Credit: DDP
Four years after human remains were found on a beach in California, the DNA Doe Project and their agency partners have identified Salmon Creek John Doe as 59-year-old Walter Karl Kinney. Kinney, a former banker who lived in nearby Santa Rosa, was known to have disappeared in 1999, twenty three years before one of his bones was discovered on Salmon Creek State Beach.
On June 17, 2022, a family looking for sea shells on Salmon Creek Beach in Sonoma County, California came across a long bone sticking out of the sand. The bone contained surgical hardware and a later pathology examination revealed it was possibly a tibia.
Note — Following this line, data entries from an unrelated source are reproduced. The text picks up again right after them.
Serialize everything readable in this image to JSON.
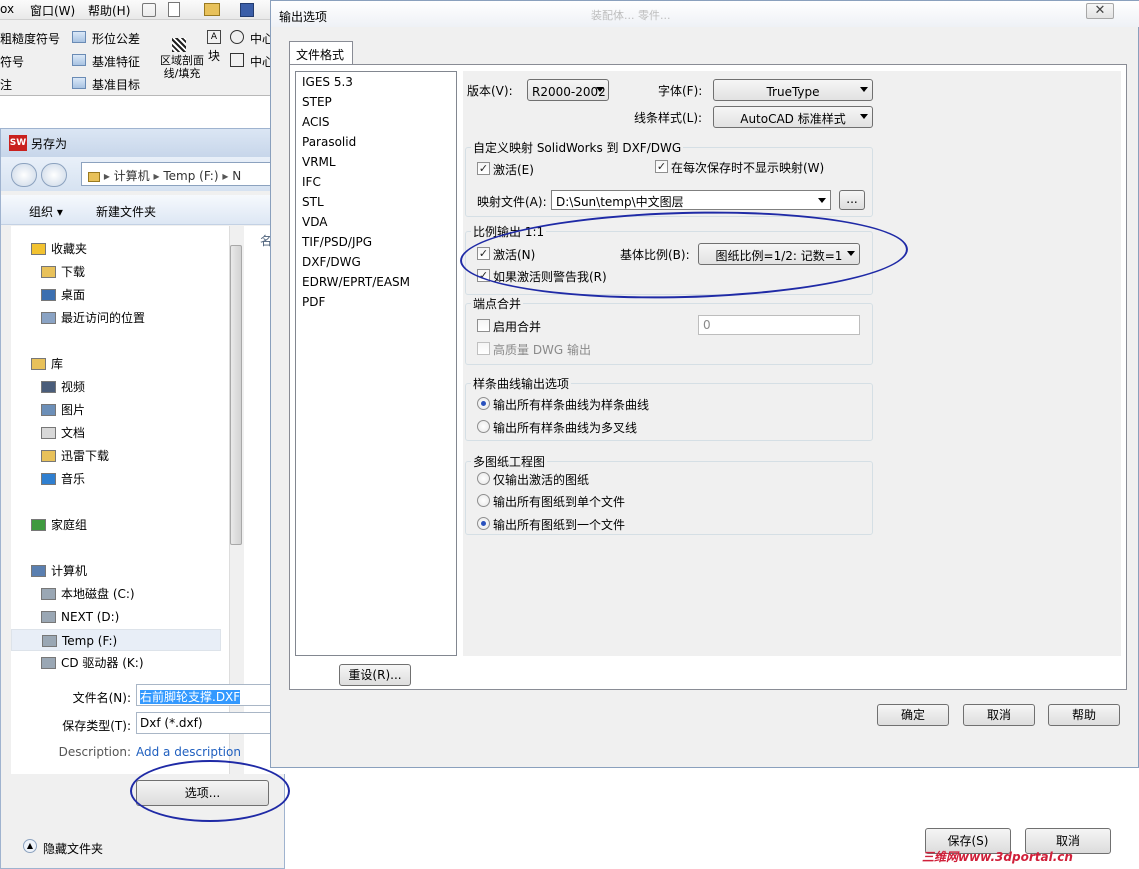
{
  "app": {
    "menu": [
      "ox",
      "窗口(W)",
      "帮助(H)"
    ],
    "toolbar": {
      "row1": [
        "粗糙度符号",
        "形位公差",
        "中心"
      ],
      "row2": [
        "符号",
        "基准特征",
        "中心"
      ],
      "row3": [
        "注",
        "基准目标"
      ],
      "hatch_label": "区域剖面线/填充",
      "block_label": "块"
    },
    "title_fragment": "装配体... 零件..."
  },
  "save_dialog": {
    "title": "另存为",
    "logo": "SW",
    "address": [
      "计算机",
      "Temp (F:)",
      "N"
    ],
    "commands": {
      "organize": "组织",
      "new_folder": "新建文件夹"
    },
    "list_header": "名",
    "nav": [
      {
        "label": "收藏夹",
        "head": true
      },
      {
        "label": "下载"
      },
      {
        "label": "桌面"
      },
      {
        "label": "最近访问的位置"
      },
      {
        "label": "库",
        "head": true
      },
      {
        "label": "视频"
      },
      {
        "label": "图片"
      },
      {
        "label": "文档"
      },
      {
        "label": "迅雷下载"
      },
      {
        "label": "音乐"
      },
      {
        "label": "家庭组",
        "head": true
      },
      {
        "label": "计算机",
        "head": true
      },
      {
        "label": "本地磁盘 (C:)"
      },
      {
        "label": "NEXT (D:)"
      },
      {
        "label": "Temp (F:)",
        "selected": true
      },
      {
        "label": "CD 驱动器 (K:)"
      }
    ],
    "filename_label": "文件名(N):",
    "filename_value": "右前脚轮支撑.DXF",
    "filetype_label": "保存类型(T):",
    "filetype_value": "Dxf (*.dxf)",
    "description_label": "Description:",
    "description_link": "Add a description",
    "options_button": "选项...",
    "hide_folders": "隐藏文件夹",
    "save_button": "保存(S)",
    "cancel_button": "取消"
  },
  "options_dialog": {
    "title": "输出选项",
    "close_glyph": "✕",
    "tab": "文件格式",
    "formats": [
      "IGES 5.3",
      "STEP",
      "ACIS",
      "Parasolid",
      "VRML",
      "IFC",
      "STL",
      "VDA",
      "TIF/PSD/JPG",
      "DXF/DWG",
      "EDRW/EPRT/EASM",
      "PDF"
    ],
    "version_label": "版本(V):",
    "version_value": "R2000-2002",
    "font_label": "字体(F):",
    "font_value": "TrueType",
    "linestyle_label": "线条样式(L):",
    "linestyle_value": "AutoCAD 标准样式",
    "mapping_group": "自定义映射 SolidWorks 到 DXF/DWG",
    "mapping_activate": "激活(E)",
    "mapping_noshow": "在每次保存时不显示映射(W)",
    "mapping_file_label": "映射文件(A):",
    "mapping_file_value": "D:\\Sun\\temp\\中文图层",
    "browse_button": "...",
    "scale_group": "比例输出 1:1",
    "scale_activate": "激活(N)",
    "scale_warn": "如果激活则警告我(R)",
    "base_scale_label": "基体比例(B):",
    "base_scale_value": "图纸比例=1/2: 记数=1",
    "merge_group": "端点合并",
    "merge_enable": "启用合并",
    "merge_value": "0",
    "hq_dwg": "高质量 DWG 输出",
    "spline_group": "样条曲线输出选项",
    "spline_opt1": "输出所有样条曲线为样条曲线",
    "spline_opt2": "输出所有样条曲线为多叉线",
    "multisheet_group": "多图纸工程图",
    "sheet_opt1": "仅输出激活的图纸",
    "sheet_opt2": "输出所有图纸到单个文件",
    "sheet_opt3": "输出所有图纸到一个文件",
    "reset_button": "重设(R)...",
    "ok_button": "确定",
    "cancel_button": "取消",
    "help_button": "帮助"
  },
  "watermark": "三维网www.3dportal.cn",
  "colors": {
    "annotation": "#1f2aa6",
    "selection": "#3399ff",
    "link": "#1f5fbf"
  }
}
A search of the discovery area did not reveal any further remains, and there was no indication of who the bone could belong to.
The Sonoma County Sheriff’s Office later brought this case to the DNA Doe Project, whose expert investigative genetic genealogists work pro bono to identify John and Jane Does. A DNA profile was developed for the unidentified man and uploaded to the GEDmatch database in January 2026. Shortly afterwards, a team of volunteers began working on this case and immediately began making headway.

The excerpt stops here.